Abdallah Hamdok (en arabe : عبد الله حمدوك), né en 1956 dans l'ancienne province de Kordofan, est un homme d'État soudanais. Il est Premier ministre du gouvernement de transition du 21 août 2019 au 25 octobre 2021 et du 21 novembre 2021 au 2 janvier 2022.
Économiste à la Banque africaine de développement puis à la Commission économique pour l'Afrique, il est nommé Premier ministre en août 2019 après la révolution soudanaise. Le 25 octobre 2021, il est arrêté par des hommes armés lors d'un coup d’État avant d'être réinstallé dans ses fonctions un mois plus tard. Il démissionne ensuite en début d'année 2022.

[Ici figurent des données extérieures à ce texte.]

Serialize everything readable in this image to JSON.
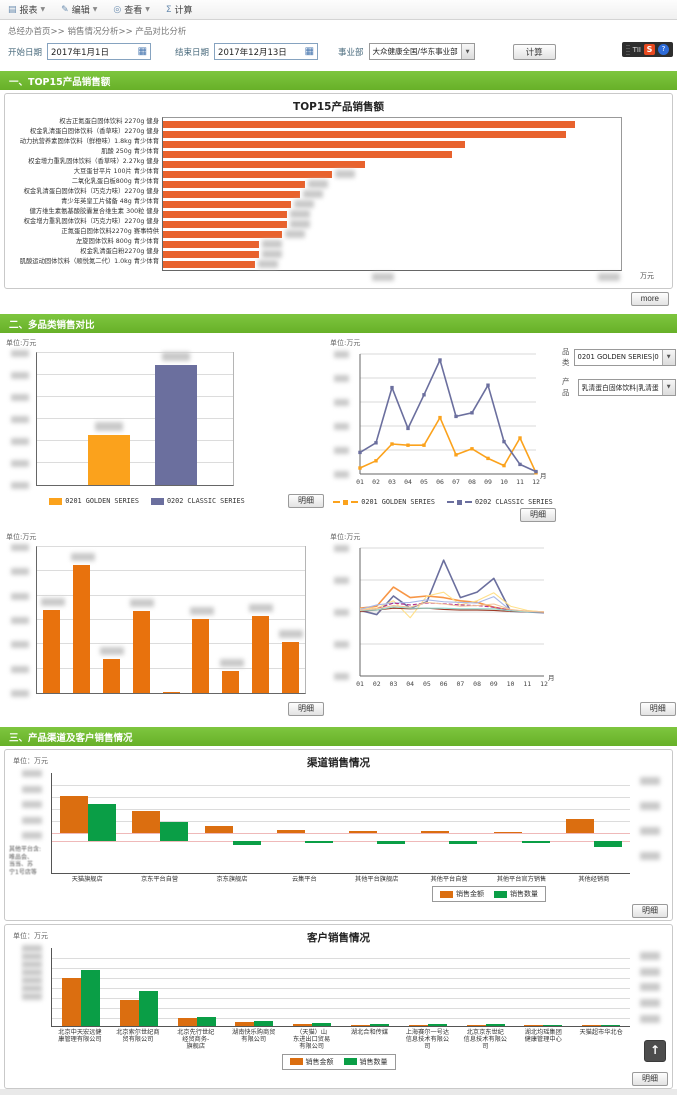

Né en 1956 au Kordofan, Abdallah Hamdok a d'abord obtenu un baccalauréat en sciences de l'université de Khartoum, puis a rejoint la School of Economic Studies de l'université de Manchester, où il obtient un doctorat en économie.

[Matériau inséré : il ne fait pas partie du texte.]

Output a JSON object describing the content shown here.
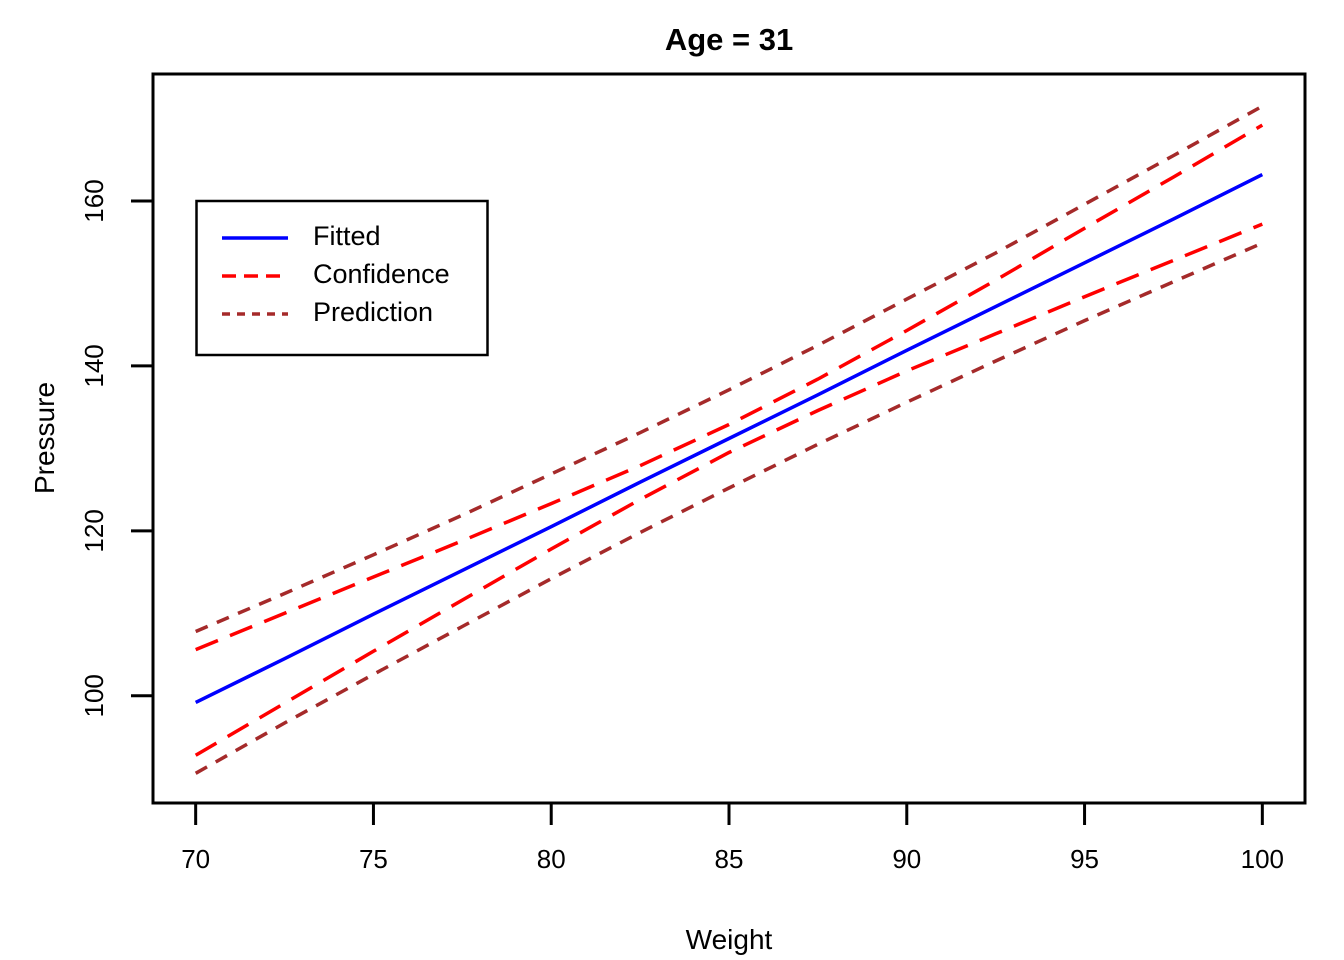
{
  "chart_data": {
    "type": "line",
    "title": "Age = 31",
    "xlabel": "Weight",
    "ylabel": "Pressure",
    "xlim": [
      68.8,
      101.2
    ],
    "ylim": [
      87.0,
      175.4
    ],
    "xticks": [
      70,
      75,
      80,
      85,
      90,
      95,
      100
    ],
    "yticks": [
      100,
      120,
      140,
      160
    ],
    "grid": false,
    "background": "#ffffff",
    "frame_color": "#000000",
    "x": [
      70,
      72.5,
      75,
      77.5,
      80,
      82.5,
      85,
      87.5,
      90,
      92.5,
      95,
      97.5,
      100
    ],
    "series": [
      {
        "id": "fitted",
        "name": "Fitted",
        "color": "#0000FF",
        "dash": "",
        "width": 3.5,
        "values": [
          99.2,
          104.5,
          109.9,
          115.2,
          120.5,
          125.9,
          131.2,
          136.5,
          141.9,
          147.2,
          152.5,
          157.8,
          163.2
        ]
      },
      {
        "id": "confidence-upper",
        "name": "Confidence (upper)",
        "color": "#FF0000",
        "dash": "24,13",
        "width": 3.5,
        "values": [
          105.6,
          110.0,
          114.4,
          118.8,
          123.3,
          127.9,
          132.9,
          138.4,
          144.3,
          150.4,
          156.7,
          162.9,
          169.2
        ]
      },
      {
        "id": "confidence-lower",
        "name": "Confidence (lower)",
        "color": "#FF0000",
        "dash": "24,13",
        "width": 3.5,
        "values": [
          92.8,
          99.1,
          105.4,
          111.6,
          117.8,
          123.8,
          129.5,
          134.6,
          139.4,
          143.9,
          148.4,
          152.8,
          157.2
        ]
      },
      {
        "id": "prediction-upper",
        "name": "Prediction (upper)",
        "color": "#A52A2A",
        "dash": "13,10",
        "width": 3.5,
        "values": [
          107.8,
          112.4,
          117.1,
          121.9,
          126.9,
          131.9,
          137.1,
          142.5,
          148.1,
          153.7,
          159.6,
          165.5,
          171.5
        ]
      },
      {
        "id": "prediction-lower",
        "name": "Prediction (lower)",
        "color": "#A52A2A",
        "dash": "13,10",
        "width": 3.5,
        "values": [
          90.6,
          96.7,
          102.6,
          108.4,
          114.2,
          119.8,
          125.2,
          130.5,
          135.6,
          140.6,
          145.5,
          150.2,
          154.9
        ]
      }
    ],
    "legend": {
      "position": "top-left",
      "items": [
        {
          "id": "fitted",
          "label": "Fitted",
          "color": "#0000FF",
          "dash": ""
        },
        {
          "id": "confidence",
          "label": "Confidence",
          "color": "#FF0000",
          "dash": "14,8"
        },
        {
          "id": "prediction",
          "label": "Prediction",
          "color": "#A52A2A",
          "dash": "8,7"
        }
      ]
    }
  }
}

Dans les années 1980, Hamdok travaille au ministère des Finances soudanais, avant le coup d'État de 1989 ayant mené le général Omar el-Bechir au pouvoir. Il s'exile par la suite et rejoint le Zimbabwe où il travaille pour la société de conseils Deloitte.

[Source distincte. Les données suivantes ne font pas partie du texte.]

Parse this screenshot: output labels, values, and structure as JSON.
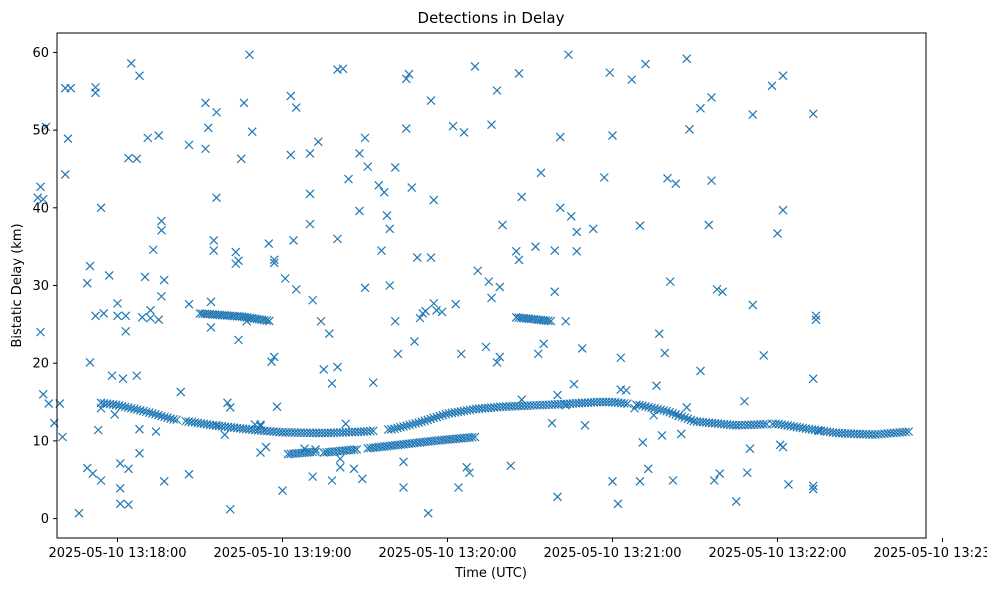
{
  "chart_data": {
    "type": "scatter",
    "title": "Detections in Delay",
    "xlabel": "Time (UTC)",
    "ylabel": "Bistatic Delay (km)",
    "marker": "x",
    "color": "#1f77b4",
    "x_unit": "seconds since 2025-05-10 13:18:00",
    "xlim": [
      -22,
      294
    ],
    "ylim": [
      -2.5,
      62.5
    ],
    "x_ticks": [
      {
        "value": 0,
        "label": "2025-05-10 13:18:00"
      },
      {
        "value": 60,
        "label": "2025-05-10 13:19:00"
      },
      {
        "value": 120,
        "label": "2025-05-10 13:20:00"
      },
      {
        "value": 180,
        "label": "2025-05-10 13:21:00"
      },
      {
        "value": 240,
        "label": "2025-05-10 13:22:00"
      },
      {
        "value": 300,
        "label": "2025-05-10 13:23:00"
      }
    ],
    "y_ticks": [
      {
        "value": 0,
        "label": "0"
      },
      {
        "value": 10,
        "label": "10"
      },
      {
        "value": 20,
        "label": "20"
      },
      {
        "value": 30,
        "label": "30"
      },
      {
        "value": 40,
        "label": "40"
      },
      {
        "value": 50,
        "label": "50"
      },
      {
        "value": 60,
        "label": "60"
      }
    ],
    "tracks": [
      {
        "name": "lower-track",
        "x_start": -6,
        "x_end": 288,
        "step": 1.1,
        "knots": [
          [
            -6,
            14.9
          ],
          [
            0,
            14.6
          ],
          [
            10,
            13.8
          ],
          [
            20,
            12.8
          ],
          [
            35,
            12.0
          ],
          [
            50,
            11.4
          ],
          [
            60,
            11.1
          ],
          [
            75,
            11.0
          ],
          [
            90,
            11.2
          ],
          [
            100,
            11.5
          ],
          [
            110,
            12.4
          ],
          [
            120,
            13.5
          ],
          [
            130,
            14.1
          ],
          [
            140,
            14.4
          ],
          [
            160,
            14.7
          ],
          [
            175,
            15.0
          ],
          [
            180,
            15.0
          ],
          [
            190,
            14.6
          ],
          [
            200,
            13.8
          ],
          [
            210,
            12.5
          ],
          [
            225,
            12.0
          ],
          [
            240,
            12.2
          ],
          [
            250,
            11.6
          ],
          [
            262,
            11.0
          ],
          [
            275,
            10.8
          ],
          [
            288,
            11.2
          ]
        ],
        "gaps": [
          [
            22,
            24
          ],
          [
            94,
            98
          ],
          [
            170,
            171
          ],
          [
            186,
            188
          ],
          [
            236,
            238
          ]
        ]
      },
      {
        "name": "upper-track",
        "x_start": 30,
        "x_end": 56,
        "step": 0.9,
        "knots": [
          [
            30,
            26.4
          ],
          [
            45,
            26.0
          ],
          [
            56,
            25.4
          ]
        ],
        "gaps": []
      },
      {
        "name": "mid-track",
        "x_start": 75,
        "x_end": 130,
        "step": 1.0,
        "knots": [
          [
            75,
            8.5
          ],
          [
            90,
            9.0
          ],
          [
            105,
            9.6
          ],
          [
            115,
            10.0
          ],
          [
            130,
            10.5
          ]
        ],
        "gaps": [
          [
            88,
            90
          ]
        ]
      },
      {
        "name": "late-track",
        "x_start": 145,
        "x_end": 158,
        "step": 0.9,
        "knots": [
          [
            145,
            25.9
          ],
          [
            158,
            25.4
          ]
        ],
        "gaps": []
      },
      {
        "name": "short-track-a",
        "x_start": 62,
        "x_end": 72,
        "step": 1.0,
        "knots": [
          [
            62,
            8.3
          ],
          [
            72,
            8.6
          ]
        ],
        "gaps": []
      }
    ],
    "points": [
      [
        -29,
        41.3
      ],
      [
        -28,
        42.7
      ],
      [
        -27,
        41.1
      ],
      [
        -26,
        50.4
      ],
      [
        -28,
        24.0
      ],
      [
        -27,
        16.0
      ],
      [
        -25,
        14.8
      ],
      [
        -23,
        12.3
      ],
      [
        -21,
        14.8
      ],
      [
        -20,
        10.5
      ],
      [
        -19,
        44.3
      ],
      [
        -19,
        55.4
      ],
      [
        -18,
        48.9
      ],
      [
        -17,
        55.4
      ],
      [
        -14,
        0.7
      ],
      [
        -11,
        6.5
      ],
      [
        -11,
        30.3
      ],
      [
        -10,
        32.5
      ],
      [
        -10,
        20.1
      ],
      [
        -9,
        5.8
      ],
      [
        -8,
        55.5
      ],
      [
        -8,
        54.8
      ],
      [
        -8,
        26.1
      ],
      [
        -7,
        11.4
      ],
      [
        -6,
        40.0
      ],
      [
        -6,
        14.2
      ],
      [
        -6,
        4.9
      ],
      [
        -5,
        26.4
      ],
      [
        -3,
        31.3
      ],
      [
        -2,
        18.4
      ],
      [
        -1,
        13.4
      ],
      [
        0,
        27.7
      ],
      [
        0,
        26.1
      ],
      [
        1,
        7.1
      ],
      [
        1,
        3.9
      ],
      [
        1,
        1.9
      ],
      [
        2,
        18.0
      ],
      [
        3,
        24.1
      ],
      [
        3,
        26.1
      ],
      [
        4,
        46.4
      ],
      [
        4,
        6.4
      ],
      [
        4,
        1.8
      ],
      [
        5,
        58.6
      ],
      [
        7,
        46.3
      ],
      [
        8,
        57.0
      ],
      [
        7,
        18.4
      ],
      [
        8,
        11.5
      ],
      [
        8,
        8.4
      ],
      [
        9,
        25.9
      ],
      [
        10,
        31.1
      ],
      [
        11,
        49.0
      ],
      [
        12,
        26.8
      ],
      [
        12,
        25.8
      ],
      [
        13,
        34.6
      ],
      [
        14,
        11.2
      ],
      [
        15,
        49.3
      ],
      [
        15,
        25.6
      ],
      [
        16,
        37.1
      ],
      [
        16,
        38.3
      ],
      [
        16,
        28.6
      ],
      [
        17,
        30.7
      ],
      [
        17,
        4.8
      ],
      [
        23,
        16.3
      ],
      [
        26,
        48.1
      ],
      [
        26,
        27.6
      ],
      [
        26,
        5.7
      ],
      [
        32,
        53.5
      ],
      [
        32,
        47.6
      ],
      [
        33,
        50.3
      ],
      [
        34,
        24.6
      ],
      [
        34,
        27.9
      ],
      [
        35,
        34.5
      ],
      [
        35,
        35.8
      ],
      [
        36,
        52.3
      ],
      [
        36,
        41.3
      ],
      [
        36,
        12.0
      ],
      [
        39,
        10.8
      ],
      [
        40,
        14.9
      ],
      [
        41,
        14.3
      ],
      [
        41,
        1.2
      ],
      [
        43,
        34.3
      ],
      [
        43,
        32.8
      ],
      [
        44,
        33.2
      ],
      [
        44,
        23.0
      ],
      [
        45,
        46.3
      ],
      [
        46,
        53.5
      ],
      [
        47,
        25.4
      ],
      [
        48,
        59.7
      ],
      [
        49,
        49.8
      ],
      [
        50,
        12.1
      ],
      [
        52,
        12.1
      ],
      [
        52,
        8.5
      ],
      [
        52,
        11.9
      ],
      [
        54,
        9.2
      ],
      [
        55,
        35.4
      ],
      [
        56,
        20.2
      ],
      [
        57,
        20.8
      ],
      [
        57,
        33.3
      ],
      [
        57,
        32.9
      ],
      [
        58,
        14.4
      ],
      [
        60,
        3.6
      ],
      [
        61,
        30.9
      ],
      [
        63,
        54.4
      ],
      [
        63,
        46.8
      ],
      [
        64,
        35.8
      ],
      [
        65,
        52.9
      ],
      [
        65,
        29.5
      ],
      [
        68,
        9.0
      ],
      [
        70,
        37.9
      ],
      [
        70,
        41.8
      ],
      [
        70,
        47.0
      ],
      [
        71,
        28.1
      ],
      [
        71,
        5.4
      ],
      [
        72,
        8.9
      ],
      [
        73,
        48.5
      ],
      [
        74,
        25.4
      ],
      [
        75,
        19.2
      ],
      [
        77,
        23.8
      ],
      [
        78,
        4.9
      ],
      [
        78,
        17.4
      ],
      [
        80,
        57.8
      ],
      [
        80,
        36.0
      ],
      [
        80,
        19.5
      ],
      [
        81,
        6.6
      ],
      [
        81,
        7.7
      ],
      [
        82,
        57.9
      ],
      [
        83,
        12.2
      ],
      [
        84,
        43.7
      ],
      [
        86,
        6.4
      ],
      [
        88,
        39.6
      ],
      [
        88,
        47.0
      ],
      [
        89,
        5.1
      ],
      [
        90,
        49.0
      ],
      [
        90,
        29.7
      ],
      [
        91,
        45.3
      ],
      [
        93,
        17.5
      ],
      [
        95,
        42.9
      ],
      [
        96,
        34.5
      ],
      [
        97,
        42.0
      ],
      [
        98,
        39.0
      ],
      [
        99,
        30.0
      ],
      [
        99,
        37.3
      ],
      [
        101,
        45.2
      ],
      [
        101,
        25.4
      ],
      [
        102,
        21.2
      ],
      [
        104,
        4.0
      ],
      [
        104,
        7.3
      ],
      [
        105,
        56.6
      ],
      [
        105,
        50.2
      ],
      [
        106,
        57.2
      ],
      [
        107,
        42.6
      ],
      [
        108,
        22.8
      ],
      [
        109,
        33.6
      ],
      [
        110,
        25.8
      ],
      [
        111,
        26.4
      ],
      [
        112,
        26.7
      ],
      [
        113,
        0.7
      ],
      [
        114,
        33.6
      ],
      [
        114,
        53.8
      ],
      [
        115,
        41.0
      ],
      [
        115,
        27.7
      ],
      [
        116,
        26.8
      ],
      [
        118,
        26.6
      ],
      [
        122,
        50.5
      ],
      [
        123,
        27.6
      ],
      [
        124,
        4.0
      ],
      [
        125,
        21.2
      ],
      [
        126,
        49.7
      ],
      [
        127,
        6.6
      ],
      [
        128,
        5.9
      ],
      [
        130,
        58.2
      ],
      [
        131,
        31.9
      ],
      [
        134,
        22.1
      ],
      [
        135,
        30.5
      ],
      [
        136,
        28.4
      ],
      [
        136,
        50.7
      ],
      [
        138,
        55.1
      ],
      [
        138,
        20.1
      ],
      [
        139,
        29.8
      ],
      [
        139,
        20.8
      ],
      [
        140,
        37.8
      ],
      [
        143,
        6.8
      ],
      [
        145,
        34.4
      ],
      [
        146,
        57.3
      ],
      [
        146,
        33.3
      ],
      [
        147,
        41.4
      ],
      [
        147,
        15.3
      ],
      [
        152,
        35.0
      ],
      [
        153,
        21.2
      ],
      [
        154,
        44.5
      ],
      [
        155,
        22.5
      ],
      [
        158,
        12.3
      ],
      [
        159,
        34.5
      ],
      [
        159,
        29.2
      ],
      [
        160,
        2.8
      ],
      [
        160,
        15.9
      ],
      [
        161,
        40.0
      ],
      [
        161,
        49.1
      ],
      [
        163,
        25.4
      ],
      [
        163,
        14.6
      ],
      [
        164,
        59.7
      ],
      [
        165,
        38.9
      ],
      [
        166,
        17.3
      ],
      [
        167,
        36.9
      ],
      [
        167,
        34.4
      ],
      [
        169,
        21.9
      ],
      [
        170,
        12.0
      ],
      [
        173,
        37.3
      ],
      [
        177,
        43.9
      ],
      [
        179,
        57.4
      ],
      [
        180,
        4.8
      ],
      [
        180,
        49.3
      ],
      [
        182,
        1.9
      ],
      [
        183,
        20.7
      ],
      [
        183,
        16.6
      ],
      [
        185,
        16.5
      ],
      [
        187,
        56.5
      ],
      [
        188,
        14.2
      ],
      [
        190,
        37.7
      ],
      [
        190,
        4.8
      ],
      [
        191,
        9.8
      ],
      [
        192,
        58.5
      ],
      [
        193,
        6.4
      ],
      [
        195,
        13.3
      ],
      [
        196,
        17.1
      ],
      [
        197,
        23.8
      ],
      [
        198,
        10.7
      ],
      [
        199,
        21.3
      ],
      [
        200,
        43.8
      ],
      [
        201,
        30.5
      ],
      [
        202,
        4.9
      ],
      [
        203,
        43.1
      ],
      [
        204,
        13.2
      ],
      [
        205,
        10.9
      ],
      [
        207,
        14.3
      ],
      [
        207,
        59.2
      ],
      [
        208,
        50.1
      ],
      [
        212,
        19.0
      ],
      [
        212,
        52.8
      ],
      [
        215,
        37.8
      ],
      [
        216,
        54.2
      ],
      [
        216,
        43.5
      ],
      [
        217,
        4.9
      ],
      [
        218,
        29.5
      ],
      [
        219,
        5.8
      ],
      [
        220,
        29.2
      ],
      [
        225,
        2.2
      ],
      [
        228,
        15.1
      ],
      [
        229,
        5.9
      ],
      [
        230,
        9.0
      ],
      [
        231,
        52.0
      ],
      [
        231,
        27.5
      ],
      [
        235,
        21.0
      ],
      [
        238,
        55.7
      ],
      [
        240,
        36.7
      ],
      [
        241,
        9.5
      ],
      [
        242,
        57.0
      ],
      [
        242,
        39.7
      ],
      [
        242,
        9.2
      ],
      [
        244,
        4.4
      ],
      [
        253,
        52.1
      ],
      [
        253,
        18.0
      ],
      [
        253,
        4.2
      ],
      [
        253,
        3.8
      ],
      [
        254,
        26.1
      ],
      [
        254,
        25.6
      ],
      [
        255,
        11.3
      ]
    ]
  }
}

De 2011 à 2018, il travaille comme secrétaire exécutif adjoint à la Commission économique pour l'Afrique et a par ailleurs exercé à l'Organisation internationale du travail et à la Banque africaine de développement. En septembre 2018, il décline le poste de ministre des Finances, et conserve ainsi son poste à la CEA.
Premier ministre du gouvernement de transition
En août 2019, quatre mois après le renversement d'Omar el-Bechir dans le cadre de la révolution soudanaise, il est choisi comme Premier ministre du gouvernement de transition par l'Alliance pour la liberté et le changement, la principale coalition d'opposition. Il prête serment le 21 août.
Ses principaux mandats consistent à renouer avec les pays étrangers, en obtenant la fin des sanctions américaines, de même qu'avec le Fonds monétaire international (FMI). Il doit également diversifier l'économie et mettre fin aux conflits armés dans les six mois. Pour cela, il envisage de mettre en place une commission chargée de pourparlers de paix. Enfin, il promet la mise en place d'un gouvernement équilibré entre hommes et femmes et représentatif des différentes régions du pays.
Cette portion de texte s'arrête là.